INTERVIEW - Stéphane Courbit, président du conseil d'administration et actionnaire à 50 % de BetClic Everest Group, réclame un assouplissement de la législation.
Propriétaire de Lov Group, actionnaire à 50 % de BetClic Everest Group aux côtés de la Société des bains de mer, Stéphane Courbit - ancien patron d'Endemol - déplore les conditions de l'ouverture du marché des jeux d'argent sur Internet en France. Depuis le 8 juin, date de cette ouverture, l'Autorité de régulation des jeux en ligne (Arjel) a accordé 46 agréments à 33 opérateurs. Les joueurs français ont la possibilité de parier dans 30 disciplines sportives, même s'ils privilégient de loin le foot. Mi-novembre, selon l'Arjel, le montant des mises avait atteint 363 millions d'euros pour les paris sportifs et 329 millions d'euros pour les paris hippiques.
LE FIGARO. - Quel bilan tirez-vous de la libéralisation des jeux d'argent sur Internet ?

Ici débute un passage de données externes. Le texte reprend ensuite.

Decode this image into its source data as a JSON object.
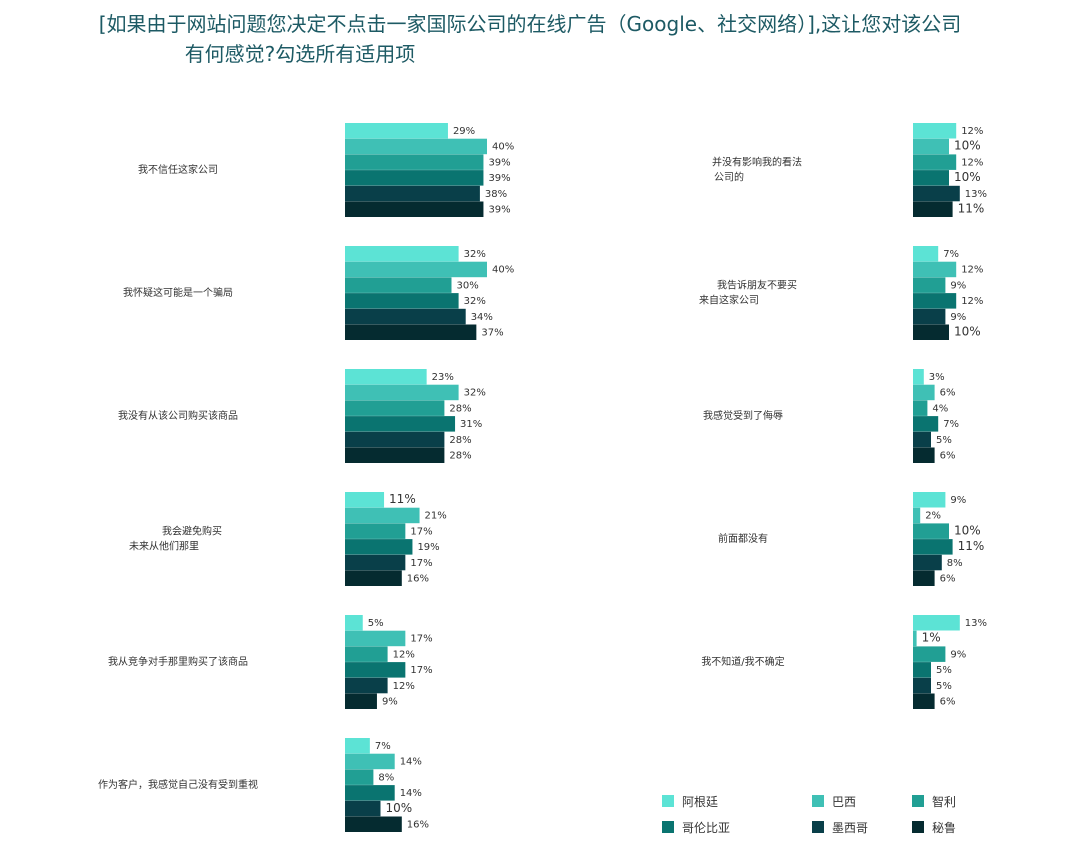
{
  "title": {
    "line1": "[如果由于网站问题您决定不点击一家国际公司的在线广告（Google、社交网络）],这让您对该公司",
    "line2": "有何感觉?勾选所有适用项"
  },
  "chart_data": {
    "type": "bar",
    "orientation": "horizontal",
    "unit": "%",
    "series_colors": [
      "#5ce3d5",
      "#3fc0b5",
      "#219f94",
      "#0a7470",
      "#093f49",
      "#052b30"
    ],
    "series": [
      {
        "name": "阿根廷"
      },
      {
        "name": "巴西"
      },
      {
        "name": "智利"
      },
      {
        "name": "哥伦比亚"
      },
      {
        "name": "墨西哥"
      },
      {
        "name": "秘鲁"
      }
    ],
    "categories": [
      {
        "label_lines": [
          "我不信任这家公司"
        ],
        "values": [
          29,
          40,
          39,
          39,
          38,
          39
        ]
      },
      {
        "label_lines": [
          "我怀疑这可能是一个骗局"
        ],
        "values": [
          32,
          40,
          30,
          32,
          34,
          37
        ]
      },
      {
        "label_lines": [
          "我没有从该公司购买该商品"
        ],
        "values": [
          23,
          32,
          28,
          31,
          28,
          28
        ]
      },
      {
        "label_lines": [
          "我会避免购买",
          "未来从他们那里"
        ],
        "values": [
          11,
          21,
          17,
          19,
          17,
          16
        ]
      },
      {
        "label_lines": [
          "我从竞争对手那里购买了该商品"
        ],
        "values": [
          5,
          17,
          12,
          17,
          12,
          9
        ]
      },
      {
        "label_lines": [
          "作为客户，我感觉自己没有受到重视"
        ],
        "values": [
          7,
          14,
          8,
          14,
          10,
          16
        ]
      },
      {
        "label_lines": [
          "并没有影响我的看法",
          "公司的"
        ],
        "values": [
          12,
          10,
          12,
          10,
          13,
          11
        ]
      },
      {
        "label_lines": [
          "我告诉朋友不要买",
          "来自这家公司"
        ],
        "values": [
          7,
          12,
          9,
          12,
          9,
          10
        ]
      },
      {
        "label_lines": [
          "我感觉受到了侮辱"
        ],
        "values": [
          3,
          6,
          4,
          7,
          5,
          6
        ]
      },
      {
        "label_lines": [
          "前面都没有"
        ],
        "values": [
          9,
          2,
          10,
          11,
          8,
          6
        ]
      },
      {
        "label_lines": [
          "我不知道/我不确定"
        ],
        "values": [
          13,
          1,
          9,
          5,
          5,
          6
        ]
      }
    ]
  }
}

Stéphane COURBIT. - En France, où nous opérions déjà en respectant la législation européenne, notre produit brut des jeux pour les paris sportifs a été multiplié par deux entre le second semestre 2010 et la même période de 2009. Mais alors que BetClic Everest Group sera à l'équilibre cette année, avec un produit brut des jeux de 360 millions d'euros, son activité de paris sportifs sur le territoire français, bénéficiaire l'an passé, va perdre 25 millions d'euros ! Le président de la République et le gouvernement ont été courageux en décidant d'ouvrir ce marché. Mais la loi française est absurde dans son exécution. C'est la pire d'Europe. Elle ne nous permet pas d'exister : nous sommes trop taxés, le périmètre des jeux autorisés est trop limité et le taux de retour aux joueurs, plafonné, est trop bas. La loi pousse les opérateurs à ne pas prendre de licence en France, s'ils ne veulent pas être structurellement déficitaires.
Vous connaissiez pourtant les nouvelles règles en demandant une licence !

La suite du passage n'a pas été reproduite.